Let’s talk now about the Set-Cookie header which can include many optional attributes. They are used to control how the browser handles the cookie. We will explain it all right now.
-Expires. It sets a date until the each cookie is valid.
-Domain. Specifying the domain for which the cookie is valid.
-Path. Specifying the URL path. For that path, the cookie is valid.
-Secure. When you set this attribute, the cookies are submitted only in the HTTP requests.
-HTTP Only. Also, when setting this attribute, the cookie won’t be able to access via client-side JavaScript.
Status Codes
What does the HTTP response message need to contain? It must contain a status code. That’s what has to be in the first line. It indicates the result of the request. All of the status codes can fit into the five groups, which will we present now.
-1xx which is informational.
-2xx which means that the request itself was successful.
-3xx means that the client himself redirected it to a different source.
-4xx means that particular request contains some error.
-5xx stands for the server which is encountered an error fulfilling the request sent.
Okay, now we’re going to talk about the status codes that you’re most likely to encounter when attacking the web app.
-100 Continue. This one is sent in some circumstances when a client submits a request which is containing the body,
-200 OK. Indicating the successfulness of the request and the response.
-201 Created. This one has returned a response that the request was successful.
-301 Moved Permanently. Redirecting the browser permanently. Guiding it to the different URL.
-302 Found. Redirecting the browser the same as 301, the only difference is that in this case, it is permanent.
-304 Not Modified. This one instructs the browser to use its caught copy of the request sources.
-400 Bad Request. It happens when the client submitted an invalid HTTP request.
-401 Unauthorized. In this case, the server requires HTTP authentication before the request can actually be granted.
-403 Forbidden. No one is allowed to request this resource.
-404 Not Found. It doesn’t exist-the request source.
-405 Method Not Allowed. The method that is used in the previous request is not supported by the URL.
-413 Request Entity Too Large. The body of the request is too large for the server to handle it.
-414 Request URI Too Long. Similar to the previous one.
-500 Internal Server Error. Indicating that the server encountered the error while fulfilling the request.
-503 Service Unavailable. The app which is accessed via the server is not responding.
HTTPS
These protocols use a plain TCP. That is their transport mechanism, unencrypted and can be intercepted by an attacker. That attacker is probably suitably positioned on the network. HTTP and HTTPS are almost the same protocols. Although, the HTTPS is tunneled over the secure transport mechanism. That transport mechanism is called SSL. It protects the integrity of the data and the privacy.
HTTP Proxies
The Proxy is a server which mediates access between the client browser and the destination web server. Once the browser is configured to use a proxy, it makes all the requests to that server. The proxies also provide additional services like caching, access control and authenticating.
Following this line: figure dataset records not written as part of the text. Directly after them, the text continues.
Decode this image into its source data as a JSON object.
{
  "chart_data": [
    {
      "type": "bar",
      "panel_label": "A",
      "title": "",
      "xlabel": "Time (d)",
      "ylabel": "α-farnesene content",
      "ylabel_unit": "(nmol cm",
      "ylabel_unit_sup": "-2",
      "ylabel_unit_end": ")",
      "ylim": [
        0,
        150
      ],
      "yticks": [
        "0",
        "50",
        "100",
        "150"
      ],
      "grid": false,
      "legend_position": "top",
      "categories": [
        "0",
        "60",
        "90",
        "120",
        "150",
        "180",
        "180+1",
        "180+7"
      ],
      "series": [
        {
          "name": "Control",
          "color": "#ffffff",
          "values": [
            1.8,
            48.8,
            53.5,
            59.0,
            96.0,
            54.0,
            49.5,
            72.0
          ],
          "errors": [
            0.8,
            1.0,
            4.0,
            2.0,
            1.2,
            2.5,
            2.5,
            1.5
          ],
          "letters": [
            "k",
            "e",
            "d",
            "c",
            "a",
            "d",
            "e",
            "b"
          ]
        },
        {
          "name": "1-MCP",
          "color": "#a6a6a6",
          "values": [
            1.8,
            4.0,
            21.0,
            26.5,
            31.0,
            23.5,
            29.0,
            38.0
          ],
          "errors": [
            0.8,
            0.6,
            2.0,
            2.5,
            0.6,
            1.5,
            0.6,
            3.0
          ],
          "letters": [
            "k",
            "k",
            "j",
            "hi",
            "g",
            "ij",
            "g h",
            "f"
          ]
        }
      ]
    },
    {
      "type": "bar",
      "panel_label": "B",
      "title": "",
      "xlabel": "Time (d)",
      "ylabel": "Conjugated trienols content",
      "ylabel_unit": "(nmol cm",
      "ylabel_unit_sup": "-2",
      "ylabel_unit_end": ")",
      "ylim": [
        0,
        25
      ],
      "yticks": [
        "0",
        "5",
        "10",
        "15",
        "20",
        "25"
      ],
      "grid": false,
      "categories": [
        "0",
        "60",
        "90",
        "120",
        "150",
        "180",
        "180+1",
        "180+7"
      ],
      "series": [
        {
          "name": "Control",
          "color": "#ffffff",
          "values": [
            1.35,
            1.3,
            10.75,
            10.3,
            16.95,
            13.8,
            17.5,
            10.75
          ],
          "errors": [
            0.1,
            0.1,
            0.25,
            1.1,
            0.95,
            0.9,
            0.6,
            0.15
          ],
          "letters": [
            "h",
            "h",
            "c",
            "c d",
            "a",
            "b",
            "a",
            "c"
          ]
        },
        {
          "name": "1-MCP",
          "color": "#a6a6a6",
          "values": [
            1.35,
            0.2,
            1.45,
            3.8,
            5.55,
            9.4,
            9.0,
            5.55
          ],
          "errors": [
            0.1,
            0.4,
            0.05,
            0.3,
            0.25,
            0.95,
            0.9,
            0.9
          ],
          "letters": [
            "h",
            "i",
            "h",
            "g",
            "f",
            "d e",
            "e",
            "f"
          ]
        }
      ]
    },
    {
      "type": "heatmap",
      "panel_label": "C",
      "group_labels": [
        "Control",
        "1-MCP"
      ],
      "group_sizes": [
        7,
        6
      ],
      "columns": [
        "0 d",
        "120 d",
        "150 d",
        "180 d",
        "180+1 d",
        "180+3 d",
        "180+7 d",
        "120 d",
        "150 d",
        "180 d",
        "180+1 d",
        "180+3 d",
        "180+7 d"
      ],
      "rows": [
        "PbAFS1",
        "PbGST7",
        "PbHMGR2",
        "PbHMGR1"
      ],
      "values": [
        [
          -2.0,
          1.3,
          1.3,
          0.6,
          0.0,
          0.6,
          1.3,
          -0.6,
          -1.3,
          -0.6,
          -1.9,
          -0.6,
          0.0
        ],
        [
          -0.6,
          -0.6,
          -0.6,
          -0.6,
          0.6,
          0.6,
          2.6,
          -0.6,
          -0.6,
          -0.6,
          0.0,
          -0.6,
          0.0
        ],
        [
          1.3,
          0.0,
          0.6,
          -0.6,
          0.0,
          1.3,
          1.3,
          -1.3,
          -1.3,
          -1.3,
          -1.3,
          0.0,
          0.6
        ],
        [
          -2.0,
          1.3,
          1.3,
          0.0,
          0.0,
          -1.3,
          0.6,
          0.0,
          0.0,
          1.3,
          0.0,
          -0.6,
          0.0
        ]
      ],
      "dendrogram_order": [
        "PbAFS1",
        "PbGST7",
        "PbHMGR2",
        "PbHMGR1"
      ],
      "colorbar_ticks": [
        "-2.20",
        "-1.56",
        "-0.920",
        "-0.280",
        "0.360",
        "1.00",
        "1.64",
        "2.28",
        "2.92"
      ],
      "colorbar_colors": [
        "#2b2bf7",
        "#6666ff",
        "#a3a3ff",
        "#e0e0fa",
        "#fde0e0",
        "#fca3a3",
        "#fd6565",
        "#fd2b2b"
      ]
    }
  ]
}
When a proxy server is being used, an HTTP places the full URL into the request. The SSL can’t work with the proxy server when the HTTP is used. That would break the secure tunnel and will leave all the communications vulnerable.
HTTP Authentication
We already talked about how the HTTP protocols include their own mechanisms for authenticating the users using various authentication schemes. For an example:
-Basic. This one is the really simple authentication mechanism that sends user credentials.
-NTLM. This is a challenge response mechanism which uses a version of the Windows NTLM protocol.
-Digest. The last one. Uses MD5 checksums of a nonce with the user’s credentials.
Those we mentioned above, may be seen within the organizations to access intranet-based services.